Chateau du Taureau

Initially built to fend off English invaders, this imposing island fortress, near Roscoff, has since been everything from a prison to a holiday home. Few iconic buildings can boast a more varied past, and few are more fascinating to visit. Annaliza Davis explores its captivating history.

When you board the boat, you’re not sure what to expect. The distant silhouette of the Chateau du Taureau seems rather inaccessible, after all. Next thing you know, you’re whipping across the waves, the sea spray glittering on either side of the boat and the fresh air giving your cheeks a healthy glow. The fortress looms large and daunting, and as soon as you clamber onto its stone jetty you gaze at the surrounding waves and realise just how isolated you are.
Then you realise that the Château du Taureau must certainly have made a good prison.

How the fortress evolved

Back in the 1500s, the prosperous linen traders of Morlaix were repeatedly looted and pillaged by English raiders, so in 1542 an offshore fortress was built on a rock (the Rocher du Taureau) just between the two channels into Morlaix. In 1660, King Louis XIV took over the building and its upkeep, commissioning famous military architect Vauban to redesign and reinforce it. The works were finally completed in 1745, creating a highly effective coastal deterrent 60 metres long, 12 metres tall and 12 metres
across, staffed by soldiers and armed with 11 cannon as well as roof artillery. No vessels could reach the waterway to Morlaix without passing the chateau and sailing in range of its weapons.

A curious prison

Next comes the strangest part of the chateau’s history: from 1721, anyone who felt a family member was misbehaving could request that he be imprisoned in the chateau. If the king agreed – and if you could afford the fee – you never had to see your bothersome relative again. The chateau became a rather extreme naughty step, filled with troublemakers, sons who disrespected their mothers, drunkards and scoundrels. Families could pay extra for luxuries such as writing materials, and the moment they stopped paying, the prisoner was released.
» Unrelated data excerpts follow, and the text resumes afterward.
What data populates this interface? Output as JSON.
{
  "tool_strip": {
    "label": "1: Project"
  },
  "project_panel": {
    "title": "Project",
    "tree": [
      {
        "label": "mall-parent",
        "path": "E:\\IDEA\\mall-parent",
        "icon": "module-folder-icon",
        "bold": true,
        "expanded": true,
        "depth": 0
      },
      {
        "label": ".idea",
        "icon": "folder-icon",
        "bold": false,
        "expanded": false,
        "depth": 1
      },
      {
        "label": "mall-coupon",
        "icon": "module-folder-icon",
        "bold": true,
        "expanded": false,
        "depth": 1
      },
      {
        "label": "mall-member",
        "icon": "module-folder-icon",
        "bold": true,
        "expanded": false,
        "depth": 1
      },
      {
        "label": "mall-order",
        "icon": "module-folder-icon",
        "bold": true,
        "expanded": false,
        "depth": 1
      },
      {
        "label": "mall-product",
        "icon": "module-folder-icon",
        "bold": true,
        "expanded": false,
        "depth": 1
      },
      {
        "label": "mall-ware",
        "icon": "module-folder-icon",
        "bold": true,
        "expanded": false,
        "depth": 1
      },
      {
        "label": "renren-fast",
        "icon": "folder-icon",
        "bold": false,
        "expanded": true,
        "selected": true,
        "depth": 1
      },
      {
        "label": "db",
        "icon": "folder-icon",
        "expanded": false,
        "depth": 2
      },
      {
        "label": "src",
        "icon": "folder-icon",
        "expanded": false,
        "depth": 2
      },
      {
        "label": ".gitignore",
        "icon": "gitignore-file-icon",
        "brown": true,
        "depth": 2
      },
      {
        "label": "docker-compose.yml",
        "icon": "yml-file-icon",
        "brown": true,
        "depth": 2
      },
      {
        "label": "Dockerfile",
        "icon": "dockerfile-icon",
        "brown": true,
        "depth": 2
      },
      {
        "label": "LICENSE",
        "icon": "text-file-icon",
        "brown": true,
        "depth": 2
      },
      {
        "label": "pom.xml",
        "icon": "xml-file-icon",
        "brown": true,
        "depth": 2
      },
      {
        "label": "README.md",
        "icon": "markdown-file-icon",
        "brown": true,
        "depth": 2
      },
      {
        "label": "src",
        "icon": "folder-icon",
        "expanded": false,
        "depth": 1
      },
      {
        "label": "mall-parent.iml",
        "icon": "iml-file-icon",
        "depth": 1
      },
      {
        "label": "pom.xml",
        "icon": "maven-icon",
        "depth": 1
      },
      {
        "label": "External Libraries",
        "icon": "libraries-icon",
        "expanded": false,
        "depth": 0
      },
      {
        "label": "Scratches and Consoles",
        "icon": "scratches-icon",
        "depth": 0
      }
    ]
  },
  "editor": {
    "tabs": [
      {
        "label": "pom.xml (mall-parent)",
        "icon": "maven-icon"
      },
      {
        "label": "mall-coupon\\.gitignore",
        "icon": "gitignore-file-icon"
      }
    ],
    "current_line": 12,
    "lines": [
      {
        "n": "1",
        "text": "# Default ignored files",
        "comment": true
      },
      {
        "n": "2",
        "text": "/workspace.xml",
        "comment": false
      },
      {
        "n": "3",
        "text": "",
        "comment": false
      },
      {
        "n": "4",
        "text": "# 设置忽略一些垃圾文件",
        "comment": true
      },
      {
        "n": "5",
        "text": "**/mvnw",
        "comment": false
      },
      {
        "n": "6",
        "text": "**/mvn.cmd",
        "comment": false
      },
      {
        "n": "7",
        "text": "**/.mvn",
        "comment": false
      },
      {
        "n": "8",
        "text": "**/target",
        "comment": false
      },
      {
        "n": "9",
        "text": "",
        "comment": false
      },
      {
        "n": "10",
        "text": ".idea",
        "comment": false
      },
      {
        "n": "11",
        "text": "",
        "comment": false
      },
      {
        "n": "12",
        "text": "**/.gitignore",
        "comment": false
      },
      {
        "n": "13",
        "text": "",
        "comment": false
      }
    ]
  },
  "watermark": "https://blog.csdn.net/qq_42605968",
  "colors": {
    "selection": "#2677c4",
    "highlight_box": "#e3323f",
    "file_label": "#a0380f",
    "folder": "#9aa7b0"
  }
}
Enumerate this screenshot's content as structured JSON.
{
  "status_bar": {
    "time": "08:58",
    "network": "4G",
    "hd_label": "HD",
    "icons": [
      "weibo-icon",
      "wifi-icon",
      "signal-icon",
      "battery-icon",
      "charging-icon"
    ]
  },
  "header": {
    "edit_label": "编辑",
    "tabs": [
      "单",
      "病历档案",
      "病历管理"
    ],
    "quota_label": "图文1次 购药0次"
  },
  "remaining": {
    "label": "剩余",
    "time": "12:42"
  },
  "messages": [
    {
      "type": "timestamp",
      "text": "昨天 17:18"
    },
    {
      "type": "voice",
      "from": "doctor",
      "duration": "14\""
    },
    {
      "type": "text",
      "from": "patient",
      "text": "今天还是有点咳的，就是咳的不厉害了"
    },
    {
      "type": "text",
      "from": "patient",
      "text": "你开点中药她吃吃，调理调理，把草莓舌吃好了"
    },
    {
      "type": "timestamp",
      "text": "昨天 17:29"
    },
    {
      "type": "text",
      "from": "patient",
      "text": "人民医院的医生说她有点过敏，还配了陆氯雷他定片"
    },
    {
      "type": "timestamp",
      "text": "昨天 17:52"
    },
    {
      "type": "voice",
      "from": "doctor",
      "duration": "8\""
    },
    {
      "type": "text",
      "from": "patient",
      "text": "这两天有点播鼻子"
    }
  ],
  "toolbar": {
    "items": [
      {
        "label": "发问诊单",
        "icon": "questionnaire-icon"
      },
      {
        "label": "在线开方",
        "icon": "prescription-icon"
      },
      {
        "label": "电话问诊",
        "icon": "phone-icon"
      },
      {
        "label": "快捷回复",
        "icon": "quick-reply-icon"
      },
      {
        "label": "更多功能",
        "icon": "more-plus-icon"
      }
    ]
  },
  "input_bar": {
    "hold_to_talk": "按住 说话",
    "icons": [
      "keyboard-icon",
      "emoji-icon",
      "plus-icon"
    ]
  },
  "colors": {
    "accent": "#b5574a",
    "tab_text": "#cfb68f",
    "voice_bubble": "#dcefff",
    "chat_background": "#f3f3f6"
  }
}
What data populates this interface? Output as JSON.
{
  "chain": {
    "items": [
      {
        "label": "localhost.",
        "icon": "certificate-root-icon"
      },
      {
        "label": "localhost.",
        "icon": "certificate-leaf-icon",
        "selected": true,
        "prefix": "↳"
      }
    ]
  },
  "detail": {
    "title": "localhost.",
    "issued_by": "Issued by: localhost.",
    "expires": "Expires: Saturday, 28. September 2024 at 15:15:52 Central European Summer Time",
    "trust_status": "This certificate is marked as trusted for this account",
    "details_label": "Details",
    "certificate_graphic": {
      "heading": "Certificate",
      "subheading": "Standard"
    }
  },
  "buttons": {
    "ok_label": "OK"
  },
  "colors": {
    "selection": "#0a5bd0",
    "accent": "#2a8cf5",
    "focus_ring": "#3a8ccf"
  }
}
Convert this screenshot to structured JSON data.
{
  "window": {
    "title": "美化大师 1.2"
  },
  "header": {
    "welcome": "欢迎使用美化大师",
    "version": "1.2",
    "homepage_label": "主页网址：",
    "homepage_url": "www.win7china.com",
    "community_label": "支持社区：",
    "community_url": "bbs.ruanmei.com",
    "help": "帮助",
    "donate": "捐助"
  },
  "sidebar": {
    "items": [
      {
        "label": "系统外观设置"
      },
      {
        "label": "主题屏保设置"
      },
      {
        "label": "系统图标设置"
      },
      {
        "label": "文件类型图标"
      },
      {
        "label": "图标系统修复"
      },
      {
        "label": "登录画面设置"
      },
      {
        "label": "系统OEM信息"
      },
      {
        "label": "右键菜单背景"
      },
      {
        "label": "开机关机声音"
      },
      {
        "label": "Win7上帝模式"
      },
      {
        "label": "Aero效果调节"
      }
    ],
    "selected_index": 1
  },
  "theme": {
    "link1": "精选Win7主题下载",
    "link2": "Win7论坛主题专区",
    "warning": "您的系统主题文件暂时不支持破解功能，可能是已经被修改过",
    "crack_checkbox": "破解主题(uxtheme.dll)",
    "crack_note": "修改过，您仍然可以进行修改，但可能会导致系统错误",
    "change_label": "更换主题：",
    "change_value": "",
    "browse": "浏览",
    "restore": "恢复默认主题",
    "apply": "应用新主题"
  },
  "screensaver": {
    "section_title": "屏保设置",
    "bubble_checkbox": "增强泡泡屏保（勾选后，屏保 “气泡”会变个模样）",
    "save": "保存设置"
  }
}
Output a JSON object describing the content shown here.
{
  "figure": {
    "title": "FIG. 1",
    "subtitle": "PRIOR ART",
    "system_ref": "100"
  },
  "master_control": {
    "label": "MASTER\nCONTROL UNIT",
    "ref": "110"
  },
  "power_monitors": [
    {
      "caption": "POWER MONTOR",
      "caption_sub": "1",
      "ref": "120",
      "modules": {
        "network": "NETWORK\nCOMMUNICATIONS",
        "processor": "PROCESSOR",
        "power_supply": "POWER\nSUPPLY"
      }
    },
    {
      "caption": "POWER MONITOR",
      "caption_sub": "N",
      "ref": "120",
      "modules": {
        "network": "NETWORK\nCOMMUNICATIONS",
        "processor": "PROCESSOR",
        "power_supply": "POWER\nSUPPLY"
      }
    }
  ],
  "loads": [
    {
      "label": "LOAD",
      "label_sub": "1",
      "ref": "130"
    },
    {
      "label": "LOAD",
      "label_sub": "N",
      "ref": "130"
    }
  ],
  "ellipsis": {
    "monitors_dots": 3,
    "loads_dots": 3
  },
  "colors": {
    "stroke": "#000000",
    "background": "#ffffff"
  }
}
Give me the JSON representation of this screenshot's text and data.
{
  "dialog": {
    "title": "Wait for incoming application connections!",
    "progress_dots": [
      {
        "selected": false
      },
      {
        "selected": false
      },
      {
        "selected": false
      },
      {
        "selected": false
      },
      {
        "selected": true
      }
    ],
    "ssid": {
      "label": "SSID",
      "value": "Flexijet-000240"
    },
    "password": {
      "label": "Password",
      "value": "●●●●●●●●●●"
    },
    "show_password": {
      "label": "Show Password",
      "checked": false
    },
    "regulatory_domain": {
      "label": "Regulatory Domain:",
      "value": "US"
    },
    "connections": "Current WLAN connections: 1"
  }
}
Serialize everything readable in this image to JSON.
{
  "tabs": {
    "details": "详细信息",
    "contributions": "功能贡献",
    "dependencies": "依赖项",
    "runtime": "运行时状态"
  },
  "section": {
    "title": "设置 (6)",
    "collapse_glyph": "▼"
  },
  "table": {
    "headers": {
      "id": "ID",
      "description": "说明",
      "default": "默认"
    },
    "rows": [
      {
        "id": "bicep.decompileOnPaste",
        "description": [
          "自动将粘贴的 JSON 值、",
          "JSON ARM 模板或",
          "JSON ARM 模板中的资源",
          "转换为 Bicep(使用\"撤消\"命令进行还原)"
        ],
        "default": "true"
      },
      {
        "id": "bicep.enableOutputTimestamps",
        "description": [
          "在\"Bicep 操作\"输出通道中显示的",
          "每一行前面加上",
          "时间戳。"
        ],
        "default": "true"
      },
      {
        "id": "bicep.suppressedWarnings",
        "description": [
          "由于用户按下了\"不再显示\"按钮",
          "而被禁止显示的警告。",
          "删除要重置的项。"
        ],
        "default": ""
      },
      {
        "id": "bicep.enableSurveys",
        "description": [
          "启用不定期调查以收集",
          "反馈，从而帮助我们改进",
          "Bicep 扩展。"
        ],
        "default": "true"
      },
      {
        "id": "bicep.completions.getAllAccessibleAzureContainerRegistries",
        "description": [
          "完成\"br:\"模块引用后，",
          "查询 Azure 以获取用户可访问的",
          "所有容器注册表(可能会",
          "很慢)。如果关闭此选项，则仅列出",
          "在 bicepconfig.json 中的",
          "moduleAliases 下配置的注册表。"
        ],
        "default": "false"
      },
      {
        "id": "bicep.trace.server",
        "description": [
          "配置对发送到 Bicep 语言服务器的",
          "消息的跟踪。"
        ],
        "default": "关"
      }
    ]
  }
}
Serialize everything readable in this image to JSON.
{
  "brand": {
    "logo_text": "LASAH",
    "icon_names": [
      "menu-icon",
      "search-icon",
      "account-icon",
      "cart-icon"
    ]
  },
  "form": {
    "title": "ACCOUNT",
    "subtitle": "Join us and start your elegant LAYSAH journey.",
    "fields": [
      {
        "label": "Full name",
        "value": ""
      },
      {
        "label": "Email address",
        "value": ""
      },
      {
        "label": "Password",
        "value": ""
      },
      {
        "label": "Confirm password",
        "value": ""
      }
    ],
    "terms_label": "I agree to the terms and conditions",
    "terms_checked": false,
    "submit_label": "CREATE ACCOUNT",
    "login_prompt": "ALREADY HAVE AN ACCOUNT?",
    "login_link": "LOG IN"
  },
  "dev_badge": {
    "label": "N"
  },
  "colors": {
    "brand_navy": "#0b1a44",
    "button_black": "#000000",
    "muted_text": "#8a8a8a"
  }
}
The fort could house 11 prisoners in cells measuring 14m², but during the French Revolution (1787-99) 60 captives were held here. The final prisoner was revolutionary socialist Louis Auguste Blanqui in 1871. While it was not ideal for those incarcerated, the guards appear to have had an even worse deal. One letter confirms: “We have no sheets, no straw, no candles, and are eaten alive by vermin.”

To glamour, ruin and repair

Decommissioned in 1890, the chateau was classed as a historic monument in 1914 and by 1930 was rented to a wealthy widow, Mme de Vilmorin, for 1,000 francs a year. She renovated, filled the courtyards with hydrangeas, painted the cells in bright colours and installed toilets, holding private parties for her friends.

Briefly a German defence in the war and a base for Morlaix sailing school courses from 1960 to 1980, the chateau then fell silent once more. It deteriorated every year until the Historic Monuments Department undertook major renovation works from 1998 to 2006, also finally installing the slipway in Vauban’s original plans.

The new life of the chateau

Now, even those former enemies of Morlaix, the English, are welcome on this impressive site, with regular visits offered from April to late September. It is surrounded by the Bird Reserve of Morlaix Bay, a natural haven and peaceful escape that’s worlds away from the place of banishment for improper noblemen. In summer, children run around exploring the cells and stairways, visitors linger on the rooftop gazing at the wide horizons and there’s even an on-site gift shop.

To bring the stones to life, themed visits are organised each year with storytelling or theatrical performances (in French) and ornithological days for those who want to enjoy a unique view into the bird reserve and the rare species nesting there.

How does it feel to be here?

Stepping out of the boat, you understand why early vessels often capsized as they neared the chateau: it’s not the easiest place to access! As you climb the steps and enter the courtyard, you feel a sense of trepidation, especially when you see the rows of reinforced doors.

Even as a day visitor, you can’t help feeling for those prisoners of long ago, banished to this lonely rock, and you also pity the soldiers responsible for them, who were just as isolated and often worse off than those they were guarding. Taureau evokes a claustrophobic, suffocating sensation at times, as you’re aware there really would have been no simple way off the island; yet on the other hand, you’ll experience an incredibly liberating feeling wherever you glimpse that stunning panoramic view. It’s a strange thrill to see all that water lapping at the walls, stretching out on every side.

Long after your visit, the images stay with you, so that every time you see the iconic silhouette on the horizon, you’ll smile to yourself, knowing that you’ve been to Brittany’s Alcatraz – and escaped!